This file contains a template input for using GPU or SSE as
well as notes about various GPU aspects.
Please refer to guide.pdf for some explanation of compilation
as well as extra options and don't forget to check the file
params.h for suitable values of NMAX and LMAX before compiling.


1 10000.0
16000 1 20 120000 300 1
0.02 0.02 0.15 2.0 10.0 3000.0 1.0D-04 2.0 0.6
2 0 0 0 1 0 1 0 0 0
0 0 0 1 1 1 0 0 3 4
2 0 2 0 0 2 0 1 0 1
0 1 2 2 1 0 0 2 0 3
0 0 0 0 0 0 0 0 0 0
2.0E-06 0.0001 0.2 1.0 1.0E-06 0.01
2.3 5.0 0.2 0 0 0.02 0.0 100.0
0.5 0.0 0.0 0.0 0.125
---------------------------------

NBODY6/GPU with multiple GPU support README file
2009/3/6 Keigo Nitadori (email: keigo@riken.jp)

Software requirement:
 *CUDA 1.1 or later
 *CUDA SDK: (only the file cutil.h is needed)
 *GCC 4.x with OpenMP support and GFORTRAN:
   Officially OpenMP is supported from GCC 4.2, however
   GCC 4.1x of some Linux distribution (Fedora) supports it.

Usage:
 >cd Nbody6
 >tar -zxvf gpu.tar.gz
 >cd GPU
 >cp Makefile_gpu ../Ncode/
 >make gpu

Modifications:
 Some files should be modified to suite your environment.
 Makefile:
  CUDA_PATH, SDK_PATH, RUNDIR may be changed.
 lib/gpunb.multi.cu:
  NBMAX:
   Number of maximum neighbours per block.
   The default value is 16.
   If you get too many massages
   >gpunb overflow: x y z
   you may increase it to 32, 64...
   Both too large or too small number can cause a performance
   decrease. It looks like NBMAX=64 is needed for N=100 K with
   a single card (SJA).
  NJBLOCK:
   Indicates the number of multiprocessors of your GPU.
   The default value 16 is for the G80/G92 architecture,
   like 8800 GTX, 9800 GTX, or Tesla C870.
   For the GT200 architecture, like GTX 280 or Tesla C1060,
   Tesla S1070, this value should be changed to 30.
  params.h:
   This is a symbolic link to ../Ncode/params.h.
   Once it has been modified, you need to remove all .o
   files in the directories GPU and Ncode and recompile. 
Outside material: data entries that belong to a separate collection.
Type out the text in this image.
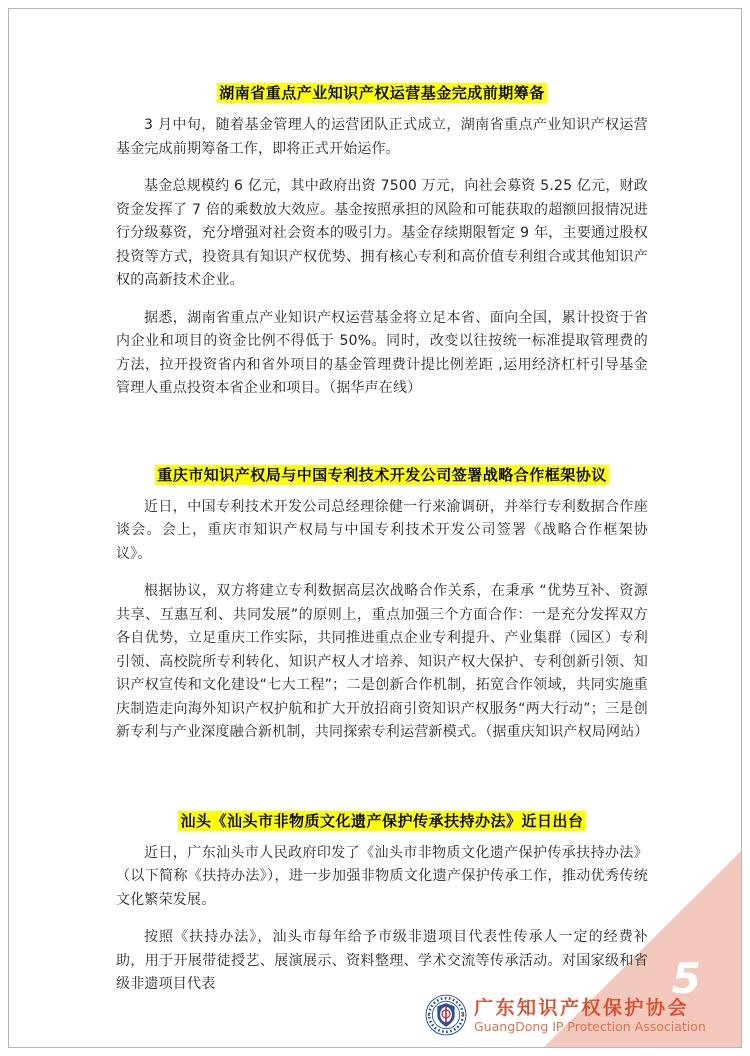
湖南省重点产业知识产权运营基金完成前期筹备

3 月中旬，随着基金管理人的运营团队正式成立，湖南省重点产业知识产权运营基金完成前期筹备工作，即将正式开始运作。

基金总规模约 6 亿元，其中政府出资 7500 万元，向社会募资 5.25 亿元，财政资金发挥了 7 倍的乘数放大效应。基金按照承担的风险和可能获取的超额回报情况进行分级募资，充分增强对社会资本的吸引力。基金存续期限暂定 9 年，主要通过股权投资等方式，投资具有知识产权优势、拥有核心专利和高价值专利组合或其他知识产权的高新技术企业。

据悉，湖南省重点产业知识产权运营基金将立足本省、面向全国，累计投资于省内企业和项目的资金比例不得低于 50%。同时，改变以往按统一标准提取管理费的方法，拉开投资省内和省外项目的基金管理费计提比例差距 ,运用经济杠杆引导基金管理人重点投资本省企业和项目。（据华声在线）

重庆市知识产权局与中国专利技术开发公司签署战略合作框架协议

近日，中国专利技术开发公司总经理徐健一行来渝调研，并举行专利数据合作座谈会。会上，重庆市知识产权局与中国专利技术开发公司签署《战略合作框架协议》。

根据协议，双方将建立专利数据高层次战略合作关系，在秉承 “优势互补、资源共享、互惠互利、共同发展”的原则上，重点加强三个方面合作：一是充分发挥双方各自优势，立足重庆工作实际，共同推进重点企业专利提升、产业集群（园区）专利引领、高校院所专利转化、知识产权人才培养、知识产权大保护、专利创新引领、知识产权宣传和文化建设“七大工程”；二是创新合作机制，拓宽合作领域，共同实施重庆制造走向海外知识产权护航和扩大开放招商引资知识产权服务“两大行动”；三是创新专利与产业深度融合新机制，共同探索专利运营新模式。（据重庆知识产权局网站）

汕头《汕头市非物质文化遗产保护传承扶持办法》近日出台

近日，广东汕头市人民政府印发了《汕头市非物质文化遗产保护传承扶持办法》（以下简称《扶持办法》），进一步加强非物质文化遗产保护传承工作，推动优秀传统文化繁荣发展。

按照《扶持办法》，汕头市每年给予市级非遗项目代表性传承人一定的经费补助，用于开展带徒授艺、展演展示、资料整理、学术交流等传承活动。对国家级和省级非遗项目代表

广东知识产权保护协会
GuangDong IP Protection Association
5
2009/3/15: The function wtime gives elapsed wall-clock time.
   Usage: call wtime(ihour,imin,isec) with three integers.
   The actual wall-cloks time is printed at end of ADJUST line.
   Makefile_gpu should be used in dir Ncode unless updated.
   Note that routine gpcorr.f has been renamed as gpucor.f.

2009/4/9: A maximum time-step (SMAX) has been introduced for GPU
   (only routines nbint.f, nbintp.f, gpucor.f are needed). The input
   value is read as last entry from adjust.f at TIME=0 (GPU version).
   Try SMAX=0.125. Note maximum step = 1.0 in the standard code.
   Also note CALL INTIDE and reading input line has been suppressed;
   hence SMAX data should come after IMF or (#8) primordial binaries.
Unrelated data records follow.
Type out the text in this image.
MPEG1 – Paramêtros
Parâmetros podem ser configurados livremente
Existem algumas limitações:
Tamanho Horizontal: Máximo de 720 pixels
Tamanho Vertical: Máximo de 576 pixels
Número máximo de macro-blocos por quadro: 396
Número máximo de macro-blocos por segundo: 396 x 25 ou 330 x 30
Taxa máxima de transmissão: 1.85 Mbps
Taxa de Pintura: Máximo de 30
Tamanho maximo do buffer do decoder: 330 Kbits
2009/6/8: Further improvements of GPU routines. A new criterion for
regular time-steps in rare cases of small regular force and no
change in neighbour number which may occur for central particles.
All time-steps are now allowed to increase by 4, subject to time
commensurability test and large time-step ratio.

2010/13/1: Improved procedure for minimizing derivative corrections
in gpucor.f. This is achieved using KZ(38) = 3 in order to determine
difficult cases of neighbour loss. Thus inclusion of fast particles
in the regular force derivatives may lead to regular step reduction.